Scalciai il pavimento, graffiandolo con i tacchi delle scarpe e procurando un dissonante stridio.
La tosse non smetteva. Non lo aveva mai fatto.
Mi sollevai a tentoni, in fretta e furia, impedendo qualsiasi contatto con mio fratello.
Quando finalmente fui di nuovo in piedi, scalciai lontano le scarpe, che mi limitavano i movimenti, strappando con la forza il laccetto dalla caviglia. Markus riuscì ad afferrarmi il braccio, ma mi dimenai disgustata.

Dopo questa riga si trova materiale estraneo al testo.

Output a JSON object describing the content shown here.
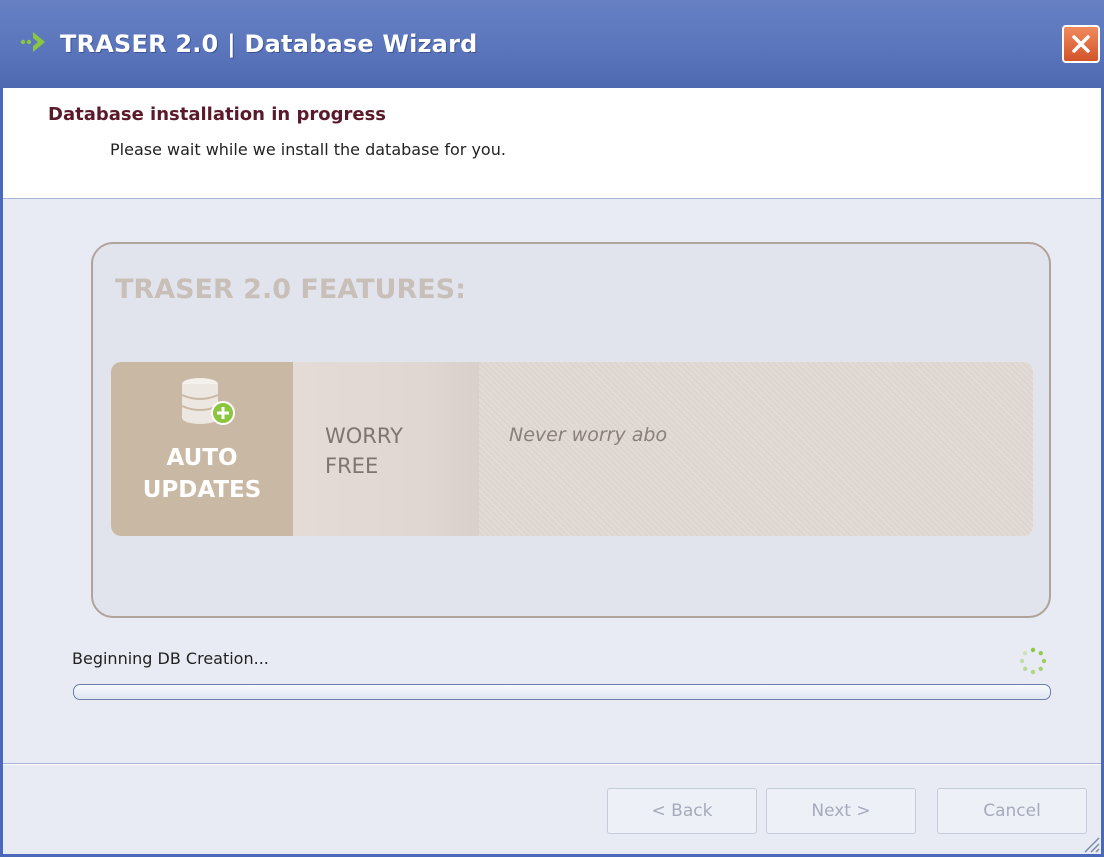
{
  "window": {
    "title": "TRASER 2.0 | Database Wizard"
  },
  "header": {
    "title": "Database installation in progress",
    "subtitle": "Please wait while we install the database for you."
  },
  "features": {
    "heading": "TRASER 2.0 FEATURES:",
    "tile": {
      "line1": "AUTO",
      "line2": "UPDATES",
      "icon": "database-add-icon"
    },
    "name": {
      "line1": "WORRY",
      "line2": "FREE"
    },
    "description": "Never worry abo"
  },
  "status": {
    "text": "Beginning DB Creation...",
    "progress": 0
  },
  "buttons": {
    "back": "< Back",
    "next": "Next >",
    "cancel": "Cancel"
  },
  "colors": {
    "titlebar": "#5c77bd",
    "close": "#e26b3f",
    "tile": "#c9b9a4",
    "header_title": "#5a1a2a",
    "spinner": "#8cc63f"
  }
}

Riuscii a scappare, o meglio, mi lasciò scappare, percorrendo qualche metro in cui non ebbi il coraggio di guardarmi indietro, finché delle guardie non mi sbarrarono la strada.
Colta alla sprovvista, scivolai all'indietro, inciampando, ancora una volta, nel vestito. Esitai sulle ginocchia, rialzandomi, ma uno schiaffo mi rispedì al suolo.
«Avevi detto che ti piacevano.» Markus mi guardò, con le ciglia corrugate, ma con quei suoi occhi pece assolutamente inespressivi.
Mi strinse il viso tra le dita, forzandomi con l'altra mano ad aprire la bocca. Mi spinse un pezzo di carne dentro, noncurante del fatto che probabilmente, la conseguenza delle sue azioni, mi avrebbe portato allo strozzarmi.
Mi dimenai, ma invano. Strinsi i denti, mordendo, insieme a quel lurido dito, il pezzo di carne che sprigionò nuovamente quel sapore così squisito quanto ripugnante.
Scalza e seduta per terra, in uno dei corridoi del mio palazzo, illuminata dalla fioca luce della luna crescente che filtrava dalle polverose vetrate, piangevo in silenzio, lasciando che due lunghe righe mi solcassero il volto come profonde cicatrici.